3

According to cppreference and Purpose of Unions in C and C++, the code below is UB:

// convert char[8] to uint64_t
uint64_t convert(char c[8]) {
  union{
    uint64_t v;
    char c[8];
  } u;
  for(int i = 0; i < 8; i++) {
    u.c[i] = c[i];
  }
  return u.v;
}

// another example
union U {
  uint64_t v;
  struct{
    uint32_t l;
    uint32_t h;
  }d;
};

uint64_t setlow(uint64_t v, uint32_t l) {
  U u{v};
  u.d.l = l;
  return u.v;
}

However, even though it's UB, this kind of usage gives much convenience and I find it actually works for most compilers(GCC/Clang).
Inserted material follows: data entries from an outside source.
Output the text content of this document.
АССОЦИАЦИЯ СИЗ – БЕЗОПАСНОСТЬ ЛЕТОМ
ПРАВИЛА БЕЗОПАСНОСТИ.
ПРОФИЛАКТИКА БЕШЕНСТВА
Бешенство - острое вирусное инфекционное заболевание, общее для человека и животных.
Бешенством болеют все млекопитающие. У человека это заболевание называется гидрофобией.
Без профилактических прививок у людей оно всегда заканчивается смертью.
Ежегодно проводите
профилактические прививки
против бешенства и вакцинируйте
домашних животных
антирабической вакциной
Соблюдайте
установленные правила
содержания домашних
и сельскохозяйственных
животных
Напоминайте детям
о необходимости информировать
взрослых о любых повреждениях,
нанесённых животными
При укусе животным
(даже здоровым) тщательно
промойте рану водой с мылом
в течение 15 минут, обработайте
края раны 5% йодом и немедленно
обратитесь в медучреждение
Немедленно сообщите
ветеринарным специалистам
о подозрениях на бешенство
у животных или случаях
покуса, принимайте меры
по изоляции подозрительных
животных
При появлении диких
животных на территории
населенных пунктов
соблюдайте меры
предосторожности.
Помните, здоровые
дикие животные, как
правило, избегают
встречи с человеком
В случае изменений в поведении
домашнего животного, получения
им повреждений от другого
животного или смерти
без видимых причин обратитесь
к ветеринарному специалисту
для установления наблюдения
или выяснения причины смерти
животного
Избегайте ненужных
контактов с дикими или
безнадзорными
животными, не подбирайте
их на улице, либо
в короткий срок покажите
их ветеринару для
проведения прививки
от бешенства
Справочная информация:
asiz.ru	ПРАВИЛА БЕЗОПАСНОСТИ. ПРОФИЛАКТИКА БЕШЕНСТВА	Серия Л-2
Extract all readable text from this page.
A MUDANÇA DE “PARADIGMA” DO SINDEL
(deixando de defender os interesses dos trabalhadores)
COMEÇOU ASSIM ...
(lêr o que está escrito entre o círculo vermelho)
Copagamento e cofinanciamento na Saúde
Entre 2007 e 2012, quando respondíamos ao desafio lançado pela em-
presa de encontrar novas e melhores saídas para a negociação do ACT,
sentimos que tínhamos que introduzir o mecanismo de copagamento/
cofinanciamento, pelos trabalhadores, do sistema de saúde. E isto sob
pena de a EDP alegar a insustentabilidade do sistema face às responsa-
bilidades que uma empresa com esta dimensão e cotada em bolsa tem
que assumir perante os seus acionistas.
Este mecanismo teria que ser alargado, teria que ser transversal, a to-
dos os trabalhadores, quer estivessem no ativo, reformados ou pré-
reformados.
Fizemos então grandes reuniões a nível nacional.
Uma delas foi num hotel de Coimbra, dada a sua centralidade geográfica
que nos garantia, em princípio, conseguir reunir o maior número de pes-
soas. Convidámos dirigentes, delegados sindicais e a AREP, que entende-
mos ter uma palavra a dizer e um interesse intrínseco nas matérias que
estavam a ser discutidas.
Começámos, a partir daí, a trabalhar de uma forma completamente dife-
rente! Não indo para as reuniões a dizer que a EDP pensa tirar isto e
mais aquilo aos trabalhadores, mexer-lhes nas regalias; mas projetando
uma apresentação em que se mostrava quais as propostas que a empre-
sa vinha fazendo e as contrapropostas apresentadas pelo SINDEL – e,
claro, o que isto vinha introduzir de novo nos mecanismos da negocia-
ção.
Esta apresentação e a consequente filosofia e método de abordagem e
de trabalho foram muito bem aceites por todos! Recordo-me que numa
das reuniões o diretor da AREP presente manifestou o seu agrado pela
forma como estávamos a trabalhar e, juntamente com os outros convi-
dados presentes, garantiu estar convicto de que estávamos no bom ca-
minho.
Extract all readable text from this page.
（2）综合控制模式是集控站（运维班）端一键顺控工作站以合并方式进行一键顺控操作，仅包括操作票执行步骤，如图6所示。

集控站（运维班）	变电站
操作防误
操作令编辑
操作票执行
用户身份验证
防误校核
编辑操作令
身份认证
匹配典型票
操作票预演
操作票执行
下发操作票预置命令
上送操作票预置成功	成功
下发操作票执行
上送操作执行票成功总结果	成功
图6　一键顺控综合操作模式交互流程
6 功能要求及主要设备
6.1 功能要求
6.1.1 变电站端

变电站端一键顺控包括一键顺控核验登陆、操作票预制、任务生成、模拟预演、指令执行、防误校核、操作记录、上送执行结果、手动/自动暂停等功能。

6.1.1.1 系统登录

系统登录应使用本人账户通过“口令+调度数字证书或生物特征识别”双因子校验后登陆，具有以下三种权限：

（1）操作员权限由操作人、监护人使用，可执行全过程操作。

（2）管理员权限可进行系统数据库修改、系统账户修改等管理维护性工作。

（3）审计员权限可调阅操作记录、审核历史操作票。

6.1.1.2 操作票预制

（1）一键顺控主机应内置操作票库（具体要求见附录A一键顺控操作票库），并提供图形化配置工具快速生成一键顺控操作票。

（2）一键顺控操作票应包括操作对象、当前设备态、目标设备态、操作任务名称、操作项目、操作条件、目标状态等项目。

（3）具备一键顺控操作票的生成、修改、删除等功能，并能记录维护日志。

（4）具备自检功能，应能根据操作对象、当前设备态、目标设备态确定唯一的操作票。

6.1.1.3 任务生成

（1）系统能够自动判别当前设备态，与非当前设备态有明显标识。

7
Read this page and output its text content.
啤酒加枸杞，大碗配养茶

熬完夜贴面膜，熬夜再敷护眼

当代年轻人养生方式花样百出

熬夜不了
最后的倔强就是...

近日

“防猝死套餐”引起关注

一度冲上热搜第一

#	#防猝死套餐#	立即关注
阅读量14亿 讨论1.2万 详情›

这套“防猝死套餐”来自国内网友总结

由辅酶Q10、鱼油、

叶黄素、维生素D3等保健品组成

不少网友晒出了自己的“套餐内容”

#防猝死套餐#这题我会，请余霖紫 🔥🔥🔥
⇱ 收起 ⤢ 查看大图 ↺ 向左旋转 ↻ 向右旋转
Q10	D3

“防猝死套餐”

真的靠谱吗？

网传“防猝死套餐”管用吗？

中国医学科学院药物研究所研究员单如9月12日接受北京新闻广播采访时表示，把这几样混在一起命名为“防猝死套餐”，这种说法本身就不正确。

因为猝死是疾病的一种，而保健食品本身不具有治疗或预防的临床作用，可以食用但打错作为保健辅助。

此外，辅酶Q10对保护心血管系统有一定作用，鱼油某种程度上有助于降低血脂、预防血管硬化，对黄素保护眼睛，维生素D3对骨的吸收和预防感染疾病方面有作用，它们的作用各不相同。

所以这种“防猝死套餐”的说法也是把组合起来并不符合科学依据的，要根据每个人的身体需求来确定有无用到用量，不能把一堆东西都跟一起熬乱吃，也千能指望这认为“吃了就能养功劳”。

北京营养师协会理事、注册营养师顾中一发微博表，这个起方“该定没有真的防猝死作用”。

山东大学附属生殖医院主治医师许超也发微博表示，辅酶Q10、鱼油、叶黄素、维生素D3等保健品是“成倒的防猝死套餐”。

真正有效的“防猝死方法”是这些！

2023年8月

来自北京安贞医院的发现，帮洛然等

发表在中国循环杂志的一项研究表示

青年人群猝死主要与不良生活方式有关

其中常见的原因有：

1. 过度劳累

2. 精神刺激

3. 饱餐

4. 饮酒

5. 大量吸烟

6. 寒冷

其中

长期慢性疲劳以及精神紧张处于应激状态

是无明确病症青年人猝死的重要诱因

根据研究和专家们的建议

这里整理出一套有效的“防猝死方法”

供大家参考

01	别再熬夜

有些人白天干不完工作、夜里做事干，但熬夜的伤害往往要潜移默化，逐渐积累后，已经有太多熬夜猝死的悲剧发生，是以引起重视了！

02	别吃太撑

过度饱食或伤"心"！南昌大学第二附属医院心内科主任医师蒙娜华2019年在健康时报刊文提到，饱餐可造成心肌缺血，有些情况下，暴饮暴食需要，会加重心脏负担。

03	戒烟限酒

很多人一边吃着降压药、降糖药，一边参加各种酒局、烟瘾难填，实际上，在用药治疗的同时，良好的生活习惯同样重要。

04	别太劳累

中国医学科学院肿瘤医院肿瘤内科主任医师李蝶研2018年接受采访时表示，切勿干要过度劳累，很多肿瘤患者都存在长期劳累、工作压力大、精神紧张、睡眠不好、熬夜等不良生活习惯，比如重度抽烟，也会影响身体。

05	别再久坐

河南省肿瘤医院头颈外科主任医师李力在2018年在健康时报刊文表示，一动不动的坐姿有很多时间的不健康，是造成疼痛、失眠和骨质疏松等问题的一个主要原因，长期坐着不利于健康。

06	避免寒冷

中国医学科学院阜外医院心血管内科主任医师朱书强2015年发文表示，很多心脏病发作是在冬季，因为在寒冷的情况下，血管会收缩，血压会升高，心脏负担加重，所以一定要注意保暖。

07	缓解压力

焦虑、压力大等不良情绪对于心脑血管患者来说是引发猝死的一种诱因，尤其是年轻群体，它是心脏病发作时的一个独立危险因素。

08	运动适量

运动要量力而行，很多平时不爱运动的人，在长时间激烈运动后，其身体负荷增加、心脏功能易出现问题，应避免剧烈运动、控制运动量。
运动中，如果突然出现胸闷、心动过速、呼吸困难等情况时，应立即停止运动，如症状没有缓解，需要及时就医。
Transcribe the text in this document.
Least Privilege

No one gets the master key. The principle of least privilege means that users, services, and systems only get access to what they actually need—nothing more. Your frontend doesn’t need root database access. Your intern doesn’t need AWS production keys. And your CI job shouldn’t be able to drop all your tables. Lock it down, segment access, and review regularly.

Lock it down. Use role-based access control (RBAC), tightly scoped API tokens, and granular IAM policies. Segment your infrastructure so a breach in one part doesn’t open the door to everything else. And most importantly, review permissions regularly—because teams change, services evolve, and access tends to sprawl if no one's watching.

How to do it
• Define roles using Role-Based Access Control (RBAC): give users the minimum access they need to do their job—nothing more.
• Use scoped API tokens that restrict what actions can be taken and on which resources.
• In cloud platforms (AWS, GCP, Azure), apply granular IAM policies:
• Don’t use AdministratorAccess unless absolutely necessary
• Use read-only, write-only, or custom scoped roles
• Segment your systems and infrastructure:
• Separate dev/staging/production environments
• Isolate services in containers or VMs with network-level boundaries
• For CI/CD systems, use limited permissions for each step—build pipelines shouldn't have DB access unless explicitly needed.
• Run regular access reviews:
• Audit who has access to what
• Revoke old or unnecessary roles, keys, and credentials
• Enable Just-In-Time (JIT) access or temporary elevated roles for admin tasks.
So I want to know is there any compiler/implementation in practice that will make the code above break?

konchy
  • 573
  • 5
  • 16
  • 2
    Undefined behaviour is not required to "break". You are relying on behaviour that, even if the compilers you test give results you expect, are not guaranteed. The behaviour may differ with other compilers, or it may not. The behaviour may change when the compiler you rely on is updated. If you intend to rely on such things, you need to be prepared to manage the consequences if something changes in future. In practice, I've noticed that people are quite willing to use such things today when it suits them but are nowhere to be seen if/when the code eventually needs to be corrected. – Peter Aug 19 '22 at 02:01
  • afaik gcc and clang relax this rule and allow aliasing via union members even if it's UB in the C++ standard. – bolov Aug 19 '22 at 02:05
  • Most UB “works”, the problem is if you rely on it to work and it doesn’t, depending on the context of your application it could be a very costly mistake or a shrug of the shoulders. In general, it’s best not to use anything that isn’t defined by the standard. In practice wysiwyg is good enough for a lot of programs. – Taekahn Aug 19 '22 at 02:08
  • 1
    The compiler is allowed to assume UB will never happen. This can be very important for optimizations. For example, the compiler is free to assume that, since `u` is initialized to `v` and then `u.v` is returned (with nothing else assigning to a field directly on `u` in between), that `setlow` is really just `return v`, and it would be well within its rights to optimize that function down to that (and then subsequently inline it to nothing at call sites). This sort of optimization seems "obviously" wrong in this function, but it can happen at a distance in situations much more difficult to spot – Silvio Mayolo Aug 19 '22 at 03:16
  • @bolov gcc explicitly allows type-punning through unions. clang is almost guaranteed to do so as well. MSVC doesn't exploit strict-aliasing at all. This is one of those technically UB but not really things. – Passer By Aug 19 '22 at 04:50
  • @SilvioMayolo yes, I know compilers can do that optimization for it's not against the standard, but will they really do it in practice? I've tested it with latest GCC&Clang, compiled with `-O3` and it always works as expected. – konchy Aug 19 '22 at 06:49

1 Answers1

0

The reason the language hasn’t blessed the compiler extension (based on questionable C wording) is that it doesn’t fit with the rest of the language. Consider:

union U {
    float f;
    int i;
    int operator()();
};
static int putget(float &f,int &i) {
    i=0;
    f=1;
    return i;
}
int U::operator()() {return putget(f,i);}

With the function definition immediately available, GCC and Clang elide the store to i, and yet they return 0 as if that store had not only happened but wasn’t dead.

Davis Herring
  • 36,443
  • 4
  • 48
  • 76